3. Filtration and Dilution of Sample
The sample was filtered a long stemmed funnel fitted with Whatman #1 filter paper into a clean 100 mL volumetric flask. The residual soil and the filter paper were washed several times with small portions of distilled water. Distilled water was then added to the flask to bring the volume up to the mark on the neck. The tightly capped volumetric flask was then inverted 10 times to ensure complete mixing.
One mL of this solution was then transferred by pipet to a clean 25 mL volumetric flask. Water was added to bring the volume up to the mark. The flask was then inverted ten times to ensure complete mixing. A labeled ICP-MS sample tube was filled ¾ full with this solution and submitted for analysis.
II. Results and Discussion
Your part in the project will begin with an examination of the raw data. Previous classes have discussed their results and drawn conclusions from them.
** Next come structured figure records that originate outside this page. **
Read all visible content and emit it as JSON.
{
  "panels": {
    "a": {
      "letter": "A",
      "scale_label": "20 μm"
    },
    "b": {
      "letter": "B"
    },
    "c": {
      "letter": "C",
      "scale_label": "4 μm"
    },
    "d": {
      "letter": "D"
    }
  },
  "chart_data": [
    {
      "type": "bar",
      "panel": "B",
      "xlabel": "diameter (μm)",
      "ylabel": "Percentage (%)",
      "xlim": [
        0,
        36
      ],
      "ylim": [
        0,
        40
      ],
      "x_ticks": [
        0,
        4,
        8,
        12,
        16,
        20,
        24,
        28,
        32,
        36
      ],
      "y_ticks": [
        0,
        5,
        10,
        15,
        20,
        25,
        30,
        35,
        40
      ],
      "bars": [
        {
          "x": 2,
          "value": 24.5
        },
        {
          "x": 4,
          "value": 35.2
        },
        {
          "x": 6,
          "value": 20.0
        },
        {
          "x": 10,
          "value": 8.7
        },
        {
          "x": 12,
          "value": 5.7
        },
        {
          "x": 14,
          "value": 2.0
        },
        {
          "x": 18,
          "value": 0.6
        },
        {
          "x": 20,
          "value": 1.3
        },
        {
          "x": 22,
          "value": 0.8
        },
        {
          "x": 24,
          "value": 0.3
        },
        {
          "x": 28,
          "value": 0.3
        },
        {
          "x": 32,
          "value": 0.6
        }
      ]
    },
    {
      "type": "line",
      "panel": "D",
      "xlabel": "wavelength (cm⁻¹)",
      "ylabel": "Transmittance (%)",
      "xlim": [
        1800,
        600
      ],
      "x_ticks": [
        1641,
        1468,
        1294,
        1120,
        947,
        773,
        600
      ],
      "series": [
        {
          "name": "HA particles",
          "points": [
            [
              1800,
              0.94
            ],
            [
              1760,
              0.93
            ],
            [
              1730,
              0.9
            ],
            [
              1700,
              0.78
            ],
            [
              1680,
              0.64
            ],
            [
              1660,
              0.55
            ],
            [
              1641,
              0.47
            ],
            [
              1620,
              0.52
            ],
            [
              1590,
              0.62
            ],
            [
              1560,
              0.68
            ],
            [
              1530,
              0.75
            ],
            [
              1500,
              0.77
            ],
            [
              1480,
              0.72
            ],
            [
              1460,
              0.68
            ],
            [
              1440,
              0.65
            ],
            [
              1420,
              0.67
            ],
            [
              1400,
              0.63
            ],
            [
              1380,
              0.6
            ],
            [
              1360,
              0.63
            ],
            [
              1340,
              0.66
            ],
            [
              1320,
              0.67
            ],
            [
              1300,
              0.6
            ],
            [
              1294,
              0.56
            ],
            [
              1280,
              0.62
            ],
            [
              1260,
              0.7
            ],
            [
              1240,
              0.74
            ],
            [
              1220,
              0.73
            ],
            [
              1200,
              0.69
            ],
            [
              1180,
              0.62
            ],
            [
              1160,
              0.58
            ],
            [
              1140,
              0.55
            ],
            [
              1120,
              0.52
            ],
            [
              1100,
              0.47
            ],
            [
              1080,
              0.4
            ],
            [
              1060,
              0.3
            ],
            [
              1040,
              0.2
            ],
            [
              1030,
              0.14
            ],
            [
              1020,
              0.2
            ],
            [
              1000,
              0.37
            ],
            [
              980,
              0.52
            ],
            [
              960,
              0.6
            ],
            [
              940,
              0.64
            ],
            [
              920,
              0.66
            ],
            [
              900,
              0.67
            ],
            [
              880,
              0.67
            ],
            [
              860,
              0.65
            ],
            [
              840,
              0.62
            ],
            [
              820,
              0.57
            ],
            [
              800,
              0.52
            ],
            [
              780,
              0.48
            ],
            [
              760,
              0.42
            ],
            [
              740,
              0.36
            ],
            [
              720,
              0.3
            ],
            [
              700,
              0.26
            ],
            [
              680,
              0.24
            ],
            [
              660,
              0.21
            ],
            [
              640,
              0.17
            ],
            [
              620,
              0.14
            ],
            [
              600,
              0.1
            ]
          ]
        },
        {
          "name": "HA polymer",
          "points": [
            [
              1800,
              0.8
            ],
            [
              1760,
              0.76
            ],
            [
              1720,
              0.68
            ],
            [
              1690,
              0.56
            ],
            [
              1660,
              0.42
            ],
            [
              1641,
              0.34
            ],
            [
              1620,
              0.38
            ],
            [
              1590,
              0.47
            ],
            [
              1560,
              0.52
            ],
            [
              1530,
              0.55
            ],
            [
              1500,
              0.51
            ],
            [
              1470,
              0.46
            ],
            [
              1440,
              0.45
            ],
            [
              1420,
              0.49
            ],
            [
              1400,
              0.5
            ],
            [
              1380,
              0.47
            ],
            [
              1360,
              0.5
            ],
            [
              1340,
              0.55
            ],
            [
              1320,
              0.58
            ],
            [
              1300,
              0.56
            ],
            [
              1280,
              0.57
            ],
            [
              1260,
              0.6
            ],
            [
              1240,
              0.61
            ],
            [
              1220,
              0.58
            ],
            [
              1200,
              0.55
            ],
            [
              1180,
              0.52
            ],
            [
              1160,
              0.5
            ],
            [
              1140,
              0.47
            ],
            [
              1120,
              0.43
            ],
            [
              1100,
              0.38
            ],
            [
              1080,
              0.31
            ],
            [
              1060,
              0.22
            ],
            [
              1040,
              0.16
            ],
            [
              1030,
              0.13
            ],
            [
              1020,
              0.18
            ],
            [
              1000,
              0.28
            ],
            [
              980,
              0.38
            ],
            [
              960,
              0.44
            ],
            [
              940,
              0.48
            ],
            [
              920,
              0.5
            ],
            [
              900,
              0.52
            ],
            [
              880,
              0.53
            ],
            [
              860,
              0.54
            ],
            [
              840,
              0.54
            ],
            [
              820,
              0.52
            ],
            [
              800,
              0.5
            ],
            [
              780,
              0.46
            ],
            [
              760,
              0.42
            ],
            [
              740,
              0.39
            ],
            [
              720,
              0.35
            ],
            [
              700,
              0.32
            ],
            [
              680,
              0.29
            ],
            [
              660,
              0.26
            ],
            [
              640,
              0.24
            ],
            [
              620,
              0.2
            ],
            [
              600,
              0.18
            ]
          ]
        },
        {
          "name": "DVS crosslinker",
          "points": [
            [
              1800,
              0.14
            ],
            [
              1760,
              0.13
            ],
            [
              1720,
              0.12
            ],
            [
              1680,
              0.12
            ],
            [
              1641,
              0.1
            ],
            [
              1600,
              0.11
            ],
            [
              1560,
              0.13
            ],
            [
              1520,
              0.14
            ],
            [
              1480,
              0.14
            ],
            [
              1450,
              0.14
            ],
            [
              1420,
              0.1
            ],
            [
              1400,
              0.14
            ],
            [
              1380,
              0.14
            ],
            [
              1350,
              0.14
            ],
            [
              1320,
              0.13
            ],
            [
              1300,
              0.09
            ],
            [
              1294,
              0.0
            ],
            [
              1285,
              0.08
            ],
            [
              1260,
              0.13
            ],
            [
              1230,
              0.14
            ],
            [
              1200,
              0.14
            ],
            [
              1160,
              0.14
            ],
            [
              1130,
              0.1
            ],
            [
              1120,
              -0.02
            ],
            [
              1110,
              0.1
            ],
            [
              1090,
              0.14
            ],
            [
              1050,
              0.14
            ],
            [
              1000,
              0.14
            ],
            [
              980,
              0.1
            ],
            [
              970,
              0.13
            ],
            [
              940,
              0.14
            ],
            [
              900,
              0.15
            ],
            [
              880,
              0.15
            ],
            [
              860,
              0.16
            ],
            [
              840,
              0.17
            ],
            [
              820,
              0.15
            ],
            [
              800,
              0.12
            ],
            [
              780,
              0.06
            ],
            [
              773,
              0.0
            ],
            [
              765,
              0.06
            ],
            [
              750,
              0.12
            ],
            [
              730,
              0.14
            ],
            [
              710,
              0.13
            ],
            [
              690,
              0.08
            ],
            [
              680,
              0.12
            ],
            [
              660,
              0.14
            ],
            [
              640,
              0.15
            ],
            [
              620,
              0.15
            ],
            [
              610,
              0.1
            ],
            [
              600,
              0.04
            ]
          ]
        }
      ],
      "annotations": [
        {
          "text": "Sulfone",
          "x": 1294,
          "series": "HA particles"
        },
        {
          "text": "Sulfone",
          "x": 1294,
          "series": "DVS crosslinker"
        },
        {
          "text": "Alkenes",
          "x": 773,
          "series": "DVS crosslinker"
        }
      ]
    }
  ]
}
You should begin your work with an independent look at the data, make your own observations, have an unbiased discussion, and draw your own conclusions.
Next, examine the map of total lead generated by geology/geography from last semester.
Chemistry 1184 students will answer a set of questions from this reading that must be completed before the Lead Project Lab. Write out the answers to these questions in your lab notebook.
The duplicate copies of this pre-lab assignment will be collected by your lab instructors at the beginning of the Lead Project lab.